让这两种对立的力量彼此融合而非互相冲撞的,是摄影师罗伯特·约曼为其笼罩上了柔和、明亮、由冷至暖的光线。亚当·斯托克豪森的美术设计从爱德蒙·古尔丁(Edmund Goulding)的《大饭店》中汲取了大量灵感,亦参考了其他 20世纪三四十年代经典电影,如恩斯特·刘别谦的《天堂里的烦恼》和《街角的商店》,鲁本·马穆利安(Rouben Mamoulian)的《公主艳史》、阿尔弗雷德·希区柯克的《贵妇失踪记》和《三十九级台阶》。而约曼却极少采纳这些影片中方向性强烈、阴影清晰的照明风格。在安德森的世界中占据支配地位的是色彩,而非黑白色调。单说色彩,安德森片中全彩的 20 世纪初也有一种怀旧色彩,但这怀旧感更贴近真正在那个年代生活过的人的记忆,而非仅仅通过黑白电影对世界大战产生浪漫想象的那种怀旧。柔和而明亮的光,打美人光(glamour lighting)时也常用到,它们从灯罩中流泻而出,或者经过奶油色的墙壁反射。这是浪漫现实主义,由韦斯·安德森的两个主要影响来源——弗朗索瓦·特吕弗与路易·马勒通过新浪潮摄影师亨利·德卡(Henri Decaë)和拉乌尔·库塔尔(Raoul Coutard)的镜头带上银幕。光线诱导我们将环境视作角色的延伸,也有自己古怪的性格。

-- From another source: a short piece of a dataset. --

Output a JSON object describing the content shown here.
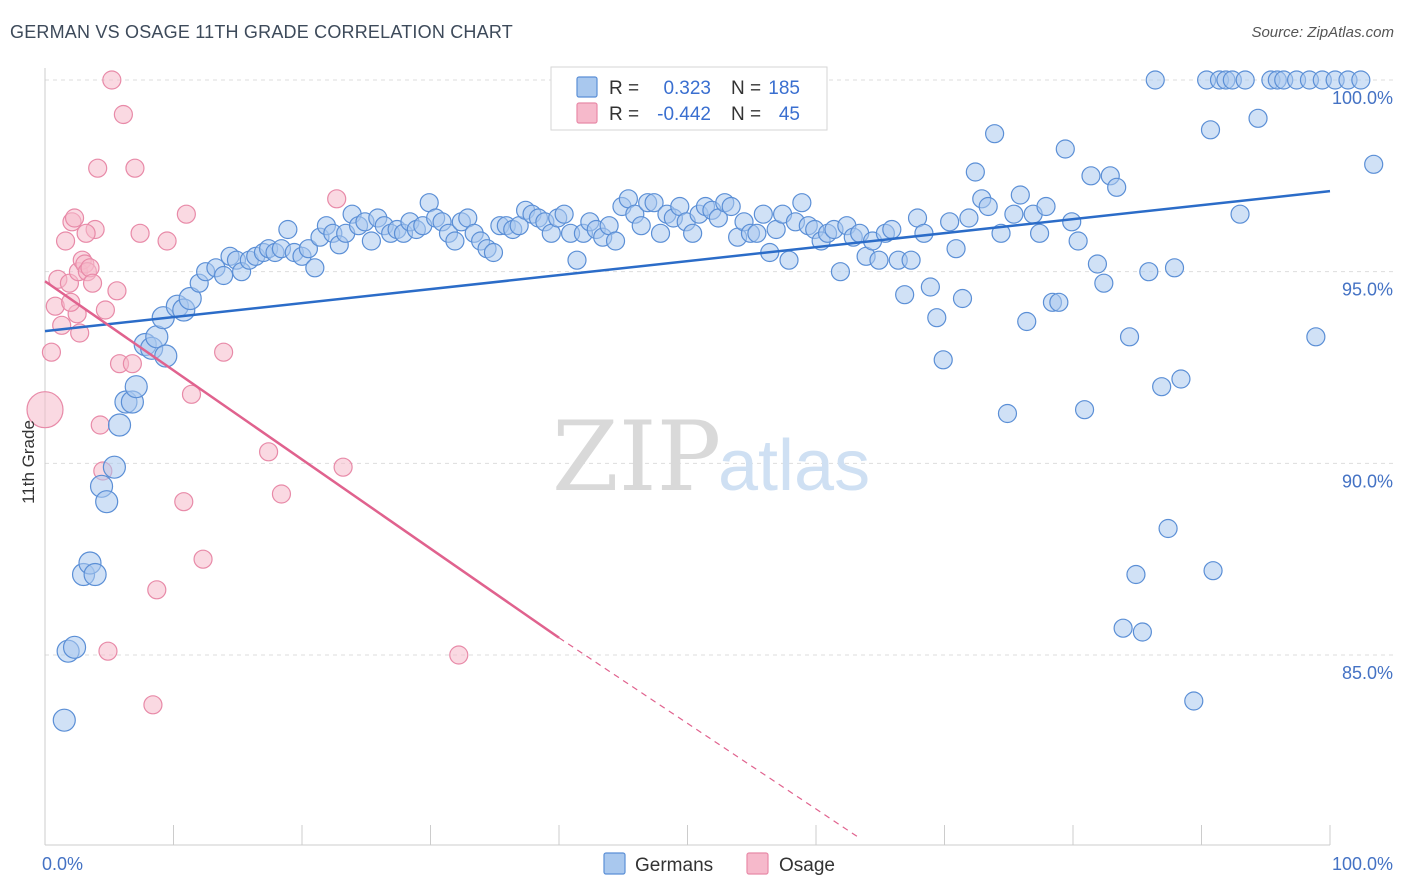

布达佩斯大饭店(取景地实际上是一座百货商店)1932 年的外观是一座粉彩色系的新艺术风格异想世界,首席礼宾员兼贵妇陪伴者古斯塔夫先生对这种风格有着深深的眷恋,但早在他入行成为礼宾男孩时起,这风格已经过时了。20世纪30年代,现代主义遍地开花,却没有得到古斯塔夫的丝毫关注。我们目之所及的大饭店仍然维持着他青年时代的样貌,是他长久以来借以获取优越感的玩具箱。这个空间为他的市井、精致、玩世不恭和崇高理想铺设了一座宏伟的舞台。大饭店所有外景都是西蒙·怀斯(Simon Weisse)按照 1∶18 的比例制作的微缩模型,如此看来也顺理成章。